A member of the city’s Rent Guidelines Board (RGB) resigned just hours before the board was set to vote on a possible rent freeze for the roughly two million New Yorkers who live in rent-stabilized apartments. Christina Smyth, a landlord representative on the board who was appointed by former Mayor Eric Adams last year, submitted her resignation Thursday morning ahead of the board’s scheduled 7 p.m. vote, as first reported by Crain’s. Smyth said the RGB has stopped being a “fact-finding body” and instead “starts with an answer” and works backward to justify it, adding that most of the board’s nine members have been appointed by Mayor Zohran Mamdani.

It is unclear whether Smyth will be replaced. The board will still have a quorum to proceed with Thursday night’s vote, as Crain’s reported.

Freezing rents for the city’s rent-stabilized tenants was a central component of Mamdani’s campaign platform. The board includes two members representing tenants, two representing owners, and five representing the general public. Each year, it bases rent adjustments on several metrics that reveal the current economic conditions for both landlords and tenants.

During Adams’ tenure, rents for rent-stabilized units increased a cumulative 12 percent. Under former Mayor Bill de Blasio, the RGB approved several rent freezes, and rents rose a total of just 6 percent over his eight years in office.

Last December, just two weeks left in his term, Adams appointed and reappointed four members to the RGB in an effort to block then-Mayor-elect Mamdani’s push for a rent freeze. The moves gave Adams’ allies a majority on the board.

However, after three RGB members resigned earlier this year, Mamdani in February appointed six new members to the board, significantly increasing the likelihood of a rent freeze.

In May, that likelihood increased further when the RGB, in a preliminary vote, backed rent adjustments that included no increases on some leases. The board approved adjustments ranging from 0 to 2 percent for one-year leases and 0 to 4 percent for two-year leases.
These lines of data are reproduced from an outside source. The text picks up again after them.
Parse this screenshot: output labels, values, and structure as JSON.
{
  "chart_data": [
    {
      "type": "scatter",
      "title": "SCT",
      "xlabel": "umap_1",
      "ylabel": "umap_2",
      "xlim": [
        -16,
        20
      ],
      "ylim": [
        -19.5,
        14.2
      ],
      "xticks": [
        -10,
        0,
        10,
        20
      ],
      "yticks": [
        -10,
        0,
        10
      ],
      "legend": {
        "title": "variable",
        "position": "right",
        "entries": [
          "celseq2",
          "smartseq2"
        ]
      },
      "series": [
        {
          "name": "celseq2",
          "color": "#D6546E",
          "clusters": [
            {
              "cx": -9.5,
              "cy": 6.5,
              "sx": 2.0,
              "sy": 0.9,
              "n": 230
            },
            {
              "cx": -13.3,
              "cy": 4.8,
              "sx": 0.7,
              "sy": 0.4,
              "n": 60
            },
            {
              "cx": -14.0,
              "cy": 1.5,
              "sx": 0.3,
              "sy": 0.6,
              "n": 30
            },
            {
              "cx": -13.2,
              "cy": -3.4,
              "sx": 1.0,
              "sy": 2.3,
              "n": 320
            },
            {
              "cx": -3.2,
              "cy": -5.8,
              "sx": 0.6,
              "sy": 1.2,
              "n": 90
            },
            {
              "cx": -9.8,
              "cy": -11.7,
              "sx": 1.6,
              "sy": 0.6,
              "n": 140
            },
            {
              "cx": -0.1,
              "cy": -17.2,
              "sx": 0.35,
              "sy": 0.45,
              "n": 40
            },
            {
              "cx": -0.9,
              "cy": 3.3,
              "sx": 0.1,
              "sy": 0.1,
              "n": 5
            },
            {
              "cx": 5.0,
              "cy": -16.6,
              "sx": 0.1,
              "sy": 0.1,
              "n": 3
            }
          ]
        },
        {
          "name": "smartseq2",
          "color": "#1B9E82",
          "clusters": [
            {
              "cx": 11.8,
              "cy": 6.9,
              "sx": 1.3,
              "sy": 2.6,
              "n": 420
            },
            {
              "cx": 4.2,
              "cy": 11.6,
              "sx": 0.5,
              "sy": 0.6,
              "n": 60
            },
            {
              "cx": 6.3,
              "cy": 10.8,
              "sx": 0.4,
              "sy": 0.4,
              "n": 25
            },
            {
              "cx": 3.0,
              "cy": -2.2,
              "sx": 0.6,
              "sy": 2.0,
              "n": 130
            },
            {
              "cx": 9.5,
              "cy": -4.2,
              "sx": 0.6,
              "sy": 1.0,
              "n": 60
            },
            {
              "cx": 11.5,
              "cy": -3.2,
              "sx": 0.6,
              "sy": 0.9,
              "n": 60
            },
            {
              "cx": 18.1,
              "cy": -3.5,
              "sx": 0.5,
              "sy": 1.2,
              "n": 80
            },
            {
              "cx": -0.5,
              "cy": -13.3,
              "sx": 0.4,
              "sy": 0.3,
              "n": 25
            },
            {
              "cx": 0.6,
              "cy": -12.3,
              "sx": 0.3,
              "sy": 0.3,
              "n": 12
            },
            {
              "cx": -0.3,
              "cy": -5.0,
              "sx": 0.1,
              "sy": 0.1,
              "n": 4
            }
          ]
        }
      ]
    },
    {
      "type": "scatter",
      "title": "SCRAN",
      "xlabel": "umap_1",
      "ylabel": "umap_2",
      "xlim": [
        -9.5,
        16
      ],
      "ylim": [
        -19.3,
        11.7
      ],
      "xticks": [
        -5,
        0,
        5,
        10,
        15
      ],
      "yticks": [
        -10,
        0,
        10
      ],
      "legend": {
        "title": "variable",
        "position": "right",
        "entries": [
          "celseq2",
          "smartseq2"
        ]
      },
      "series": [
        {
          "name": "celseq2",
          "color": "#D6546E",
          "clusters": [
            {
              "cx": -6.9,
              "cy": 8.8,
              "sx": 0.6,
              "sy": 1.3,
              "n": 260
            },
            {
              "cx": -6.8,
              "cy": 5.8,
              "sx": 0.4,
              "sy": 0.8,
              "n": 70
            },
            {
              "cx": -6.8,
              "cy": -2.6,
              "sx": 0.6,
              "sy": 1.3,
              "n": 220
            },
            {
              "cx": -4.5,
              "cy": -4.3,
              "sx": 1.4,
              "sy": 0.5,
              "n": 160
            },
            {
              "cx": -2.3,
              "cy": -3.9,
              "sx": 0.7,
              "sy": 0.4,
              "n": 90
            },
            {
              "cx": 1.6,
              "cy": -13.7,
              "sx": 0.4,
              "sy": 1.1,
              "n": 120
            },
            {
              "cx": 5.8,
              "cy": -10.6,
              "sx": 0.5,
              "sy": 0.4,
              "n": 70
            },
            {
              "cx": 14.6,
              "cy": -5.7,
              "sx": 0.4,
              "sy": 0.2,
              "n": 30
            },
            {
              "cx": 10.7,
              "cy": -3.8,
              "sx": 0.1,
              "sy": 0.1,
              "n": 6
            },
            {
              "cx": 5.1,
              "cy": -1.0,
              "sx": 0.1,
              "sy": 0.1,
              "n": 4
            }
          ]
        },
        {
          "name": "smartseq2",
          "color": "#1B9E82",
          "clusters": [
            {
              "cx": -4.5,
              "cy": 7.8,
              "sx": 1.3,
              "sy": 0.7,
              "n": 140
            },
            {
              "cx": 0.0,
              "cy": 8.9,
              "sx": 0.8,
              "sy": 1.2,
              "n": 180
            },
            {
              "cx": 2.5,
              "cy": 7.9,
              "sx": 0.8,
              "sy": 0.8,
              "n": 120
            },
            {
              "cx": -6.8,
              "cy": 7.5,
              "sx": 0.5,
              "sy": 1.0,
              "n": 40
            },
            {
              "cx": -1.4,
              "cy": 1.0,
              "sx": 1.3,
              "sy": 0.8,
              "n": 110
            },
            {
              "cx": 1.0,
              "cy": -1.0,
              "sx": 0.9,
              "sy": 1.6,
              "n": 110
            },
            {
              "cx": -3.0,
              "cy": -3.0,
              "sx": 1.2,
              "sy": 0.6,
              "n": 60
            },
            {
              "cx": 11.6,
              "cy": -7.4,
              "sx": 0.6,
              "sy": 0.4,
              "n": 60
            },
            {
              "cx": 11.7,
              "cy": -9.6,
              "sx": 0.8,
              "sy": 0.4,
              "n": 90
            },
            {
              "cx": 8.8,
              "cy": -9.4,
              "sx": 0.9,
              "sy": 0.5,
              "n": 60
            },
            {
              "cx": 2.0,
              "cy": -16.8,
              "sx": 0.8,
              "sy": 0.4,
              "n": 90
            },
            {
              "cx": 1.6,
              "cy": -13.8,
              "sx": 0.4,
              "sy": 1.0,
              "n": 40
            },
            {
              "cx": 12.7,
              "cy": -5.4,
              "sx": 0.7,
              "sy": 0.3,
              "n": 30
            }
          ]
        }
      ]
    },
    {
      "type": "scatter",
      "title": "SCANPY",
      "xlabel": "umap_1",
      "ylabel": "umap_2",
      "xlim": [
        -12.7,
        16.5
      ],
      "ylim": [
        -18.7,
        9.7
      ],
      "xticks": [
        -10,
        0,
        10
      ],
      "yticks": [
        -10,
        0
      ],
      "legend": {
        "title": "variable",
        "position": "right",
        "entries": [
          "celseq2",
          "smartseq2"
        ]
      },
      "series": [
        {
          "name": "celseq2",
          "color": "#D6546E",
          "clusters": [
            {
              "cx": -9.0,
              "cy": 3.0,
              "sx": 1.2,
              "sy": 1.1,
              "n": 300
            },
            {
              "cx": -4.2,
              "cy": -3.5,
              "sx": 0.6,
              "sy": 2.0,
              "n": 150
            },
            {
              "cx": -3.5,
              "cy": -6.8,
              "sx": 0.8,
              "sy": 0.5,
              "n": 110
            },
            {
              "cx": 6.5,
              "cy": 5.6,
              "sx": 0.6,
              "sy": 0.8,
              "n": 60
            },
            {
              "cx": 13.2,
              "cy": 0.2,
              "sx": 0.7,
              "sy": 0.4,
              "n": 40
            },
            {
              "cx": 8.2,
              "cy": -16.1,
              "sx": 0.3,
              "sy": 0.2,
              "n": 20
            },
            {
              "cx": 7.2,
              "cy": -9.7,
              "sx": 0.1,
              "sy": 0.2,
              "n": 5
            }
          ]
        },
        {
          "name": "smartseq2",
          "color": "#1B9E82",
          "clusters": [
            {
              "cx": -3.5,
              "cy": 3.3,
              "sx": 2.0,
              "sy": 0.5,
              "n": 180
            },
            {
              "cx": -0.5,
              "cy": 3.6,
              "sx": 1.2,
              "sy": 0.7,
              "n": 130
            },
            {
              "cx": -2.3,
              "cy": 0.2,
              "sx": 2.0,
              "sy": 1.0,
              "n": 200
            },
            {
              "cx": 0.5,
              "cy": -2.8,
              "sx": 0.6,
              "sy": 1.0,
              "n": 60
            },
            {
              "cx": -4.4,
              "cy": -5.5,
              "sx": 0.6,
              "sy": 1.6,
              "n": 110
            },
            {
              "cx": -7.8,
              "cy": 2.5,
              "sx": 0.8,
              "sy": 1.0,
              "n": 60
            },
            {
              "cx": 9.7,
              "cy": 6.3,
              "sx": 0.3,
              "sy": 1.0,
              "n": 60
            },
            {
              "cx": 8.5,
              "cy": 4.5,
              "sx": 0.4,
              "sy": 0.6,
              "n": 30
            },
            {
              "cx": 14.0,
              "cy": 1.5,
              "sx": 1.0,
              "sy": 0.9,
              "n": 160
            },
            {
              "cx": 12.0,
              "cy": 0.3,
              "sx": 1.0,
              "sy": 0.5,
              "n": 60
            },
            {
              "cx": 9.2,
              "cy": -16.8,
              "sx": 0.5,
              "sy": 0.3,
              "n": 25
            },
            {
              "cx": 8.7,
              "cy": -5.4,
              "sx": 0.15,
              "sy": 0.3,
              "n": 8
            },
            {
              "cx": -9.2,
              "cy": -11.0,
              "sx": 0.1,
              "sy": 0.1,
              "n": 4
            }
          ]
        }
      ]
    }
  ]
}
Smyth said the decision to pursue a rent freeze had already been made through Mamdani’s appointments. She also claimed that questions she raised about methodology, as well as rising costs and falling net income, “went unanswered.”

“This rebuilt board was required to deliver a rent freeze,” she wrote, according to a post on X from NY Daily News reporter Josie Stratman. “Everything since has been theater. The hearings, the reports, the public comment, the data. None of it was ever going to change the result.”

“I know this because I watched it happen from the inside,” Smyth added. “I asked the staff to explain their methodology. I asked how the figures in the operating cost reports were reached. I asked why data showing rising costs and falling net income was not reflected in the board’s direction to its members. Those questions went unanswered.”

She continued, asking Gov. Kathy Hochul to help restore the vacancy bonus, a provision eliminated in 2019 state rent laws that allowed landlords to raise rents on stabilized units when they became vacant. Tenant advocates said it incentivized landlords to harass tenants out of units in hopes of increasing rents, according to The Real Deal.

Smyth’s resignation also raised the possibility of a legal challenge to the board’s decision, arguing that the RGB has gone beyond the limits of the law.

“A board that votes to freeze rents while knowingly disregarding its own evidence of rising costs and falling income is not acting within those limits,” Smyth wrote. “I am not going to lay out the legal argument in a public statement. But the limits are real, and a record built this way will not hold up the way its authors expect.”

Smyth is the founder and owner of Smyth Law PC, a real estate law firm representing multifamily residential building owners, operators, and management companies across Manhattan, Queens, Brooklyn, and the Bronx, as 6sqft previously reported.